Thursday, 1 April 2004

Private Security Services Bill 2001: Report and Final Stages.

 

1:00 pm

Photo of Michael McDowellMichael McDowell (Dublin South East, Progressive Democrats)

The existing wording of section 16(5) is sufficient when it states that the authority shall give to the Minister such other information regarding performance as he or she may from time to time require. That is a broad and unqualified right that includes information for the purpose of debate and answering parliamentary questions.

There are certain functions when the statute provides that the authority is independent and the Minister cannot be accountable for those any more than the Tánaiste would be accountable for the decisions of the Employment Appeals Tribunal. There are certain decisions which, if the authority is to be independent, cannot be issues of accountability.

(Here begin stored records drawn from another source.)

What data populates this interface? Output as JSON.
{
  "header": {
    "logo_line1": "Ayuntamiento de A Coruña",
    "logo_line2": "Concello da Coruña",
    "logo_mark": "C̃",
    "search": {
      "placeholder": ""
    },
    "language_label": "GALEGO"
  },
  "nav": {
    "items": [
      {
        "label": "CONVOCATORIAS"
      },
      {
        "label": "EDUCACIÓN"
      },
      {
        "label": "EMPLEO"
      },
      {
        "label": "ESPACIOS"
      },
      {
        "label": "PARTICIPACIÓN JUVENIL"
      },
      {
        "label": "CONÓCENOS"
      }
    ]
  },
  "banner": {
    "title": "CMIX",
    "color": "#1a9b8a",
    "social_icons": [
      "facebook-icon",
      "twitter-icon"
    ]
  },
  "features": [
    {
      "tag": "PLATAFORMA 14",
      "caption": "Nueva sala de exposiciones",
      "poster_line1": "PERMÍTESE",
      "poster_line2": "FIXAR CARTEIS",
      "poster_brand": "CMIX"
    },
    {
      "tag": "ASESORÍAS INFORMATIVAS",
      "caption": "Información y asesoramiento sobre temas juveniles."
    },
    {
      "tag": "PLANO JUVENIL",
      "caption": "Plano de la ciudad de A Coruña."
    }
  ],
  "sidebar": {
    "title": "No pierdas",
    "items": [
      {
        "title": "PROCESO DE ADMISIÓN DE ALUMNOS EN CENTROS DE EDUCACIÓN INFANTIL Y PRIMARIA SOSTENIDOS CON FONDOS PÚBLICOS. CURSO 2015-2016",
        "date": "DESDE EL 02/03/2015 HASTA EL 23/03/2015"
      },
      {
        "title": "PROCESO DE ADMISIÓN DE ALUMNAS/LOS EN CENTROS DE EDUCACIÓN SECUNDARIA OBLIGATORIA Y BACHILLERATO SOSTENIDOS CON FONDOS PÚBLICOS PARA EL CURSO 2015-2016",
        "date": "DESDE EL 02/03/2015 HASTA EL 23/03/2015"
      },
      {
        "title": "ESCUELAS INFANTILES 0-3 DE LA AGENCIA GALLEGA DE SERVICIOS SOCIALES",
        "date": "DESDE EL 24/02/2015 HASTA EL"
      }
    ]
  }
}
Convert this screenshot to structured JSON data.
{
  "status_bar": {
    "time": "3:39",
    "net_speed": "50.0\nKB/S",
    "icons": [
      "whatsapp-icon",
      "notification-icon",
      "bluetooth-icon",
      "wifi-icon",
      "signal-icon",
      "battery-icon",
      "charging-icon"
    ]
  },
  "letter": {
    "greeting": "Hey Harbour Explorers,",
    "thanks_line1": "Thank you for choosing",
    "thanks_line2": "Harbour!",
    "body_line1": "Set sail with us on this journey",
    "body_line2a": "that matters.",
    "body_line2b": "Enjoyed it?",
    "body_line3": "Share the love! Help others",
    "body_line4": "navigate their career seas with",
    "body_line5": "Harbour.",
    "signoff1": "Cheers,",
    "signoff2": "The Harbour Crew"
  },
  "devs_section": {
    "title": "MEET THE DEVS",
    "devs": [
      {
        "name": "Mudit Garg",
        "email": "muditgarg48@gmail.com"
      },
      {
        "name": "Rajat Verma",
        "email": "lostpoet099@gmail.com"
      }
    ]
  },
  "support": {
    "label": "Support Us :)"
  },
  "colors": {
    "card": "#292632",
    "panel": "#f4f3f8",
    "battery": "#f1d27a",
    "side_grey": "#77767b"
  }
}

There are, however, subjects where the Minister of the day should be accountable. I explained to Deputy Deasy in the Dáil that the old fashioned notion that because a body was outside the remit of a Minister, it should not be the subject of parliamentary questions because he is only responsible for his own Department is not sustainable. If a Minister has the right to ask for information, and is responsible for overall policy, he cannot escape parliamentary accountability by pointing out that the body is a distinct legal agency. The implication of that would be that the more agencies we create, the narrower the focus of parliamentary accountability. That may have been convenient to Ministers of all sides in the past, but it is contrary to the spirit of the Constitution that the Government should narrow the obligations imposed on it by hiving off areas of responsibility to separate legal bodies. There is also a provision in law for the members of the authority to appear before committees and no Minister should refuse to answer a question where the information for a reply is readily available, especially under statutory powers.